ABSTRACT

The coparenting relationship between mothers and fathers is a central feature of family life, however, the coparenting relationship was mostly ignored by family scholars and researchers until at least the mid 1990s. The construct of “coparenting” was usually synonymous with postdivorce coparenting and confined to the study of conflict and cooperation across households. It is only in the past 15 years that both family theory and research directly assessing multiple dimensions of coparenting has exploded. One explanation for the neglect of coparenting (at least outside of divorced families) is

that the field is just beginning to absorb family systems theories concepts that are prominent in family therapy. Whereas family researchers in psychology and interpersonal communication were invested in dyadic formulations of family relationships (e.g., husband-wife, parent-child), family therapists have long focused on triadic interactions, claiming that the triad is the minimal unit needed for understanding family communication (Bowen, 1976; Minuchin, 1974). Triads allow for examining the influence of one relationship, such as the mother-father relationship, on a third member of the family, such as a child.
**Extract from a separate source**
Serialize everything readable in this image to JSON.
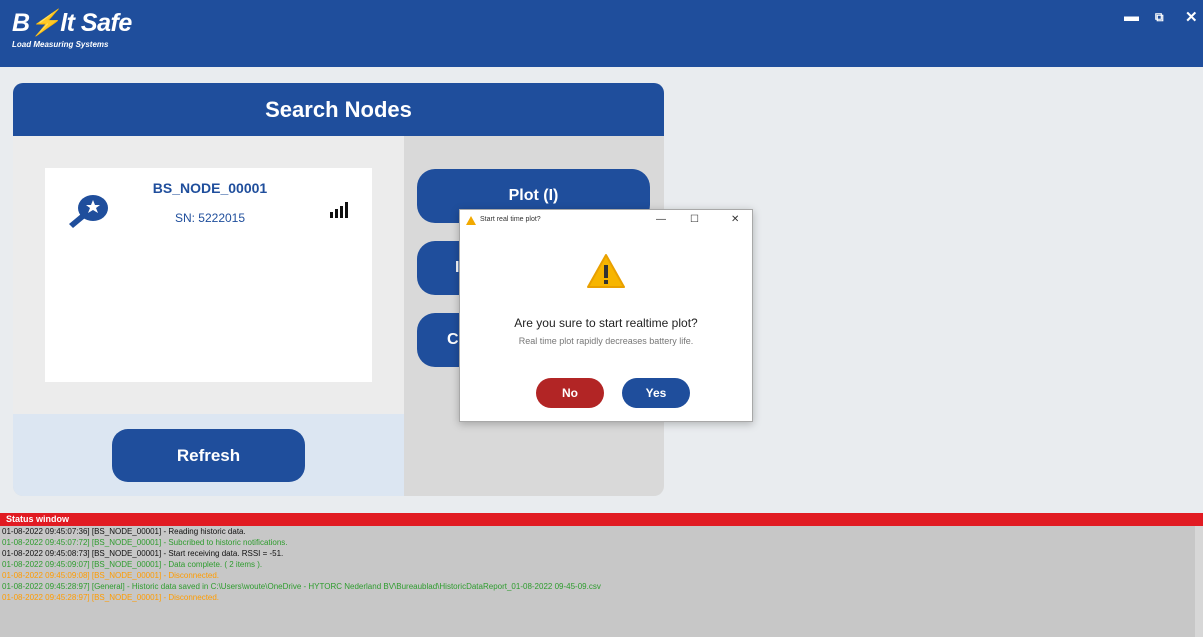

A triadic analysis also illuminates how one relationship affects another, such as how the marital relationship affects the father-child relationship. Beyond family therapists, it is only in the past 15 years that family researchers have studied coparenting dynamics intentionally. Even less theory and research has focused on how mothers and fathers coparent multiple children who have relationships with one another (polyadic relationships). Why did triadic, family systems models become appealing to family researchers only

during the 1990s? We note that this was the decade of powerful research findings on the negative impact of marital and coparental conflict on parent-child relations and children’s well-being in intact families (see review by Erel & Burman, 1995) and of parallel findings in studies of postdivorce families. Beyond the empirical findings, we believe that scholars became disenchanted with the over simplifications of dyadic models of family communication and decided to take the plunge into family systems theory by trying to operationalize heuristically interesting ideas that family therapists had observed but never measured. Jay Belsky (1981) and Patricia Minuchin (1985) were early theoretical leaders in this integration of developmental and family systems theories.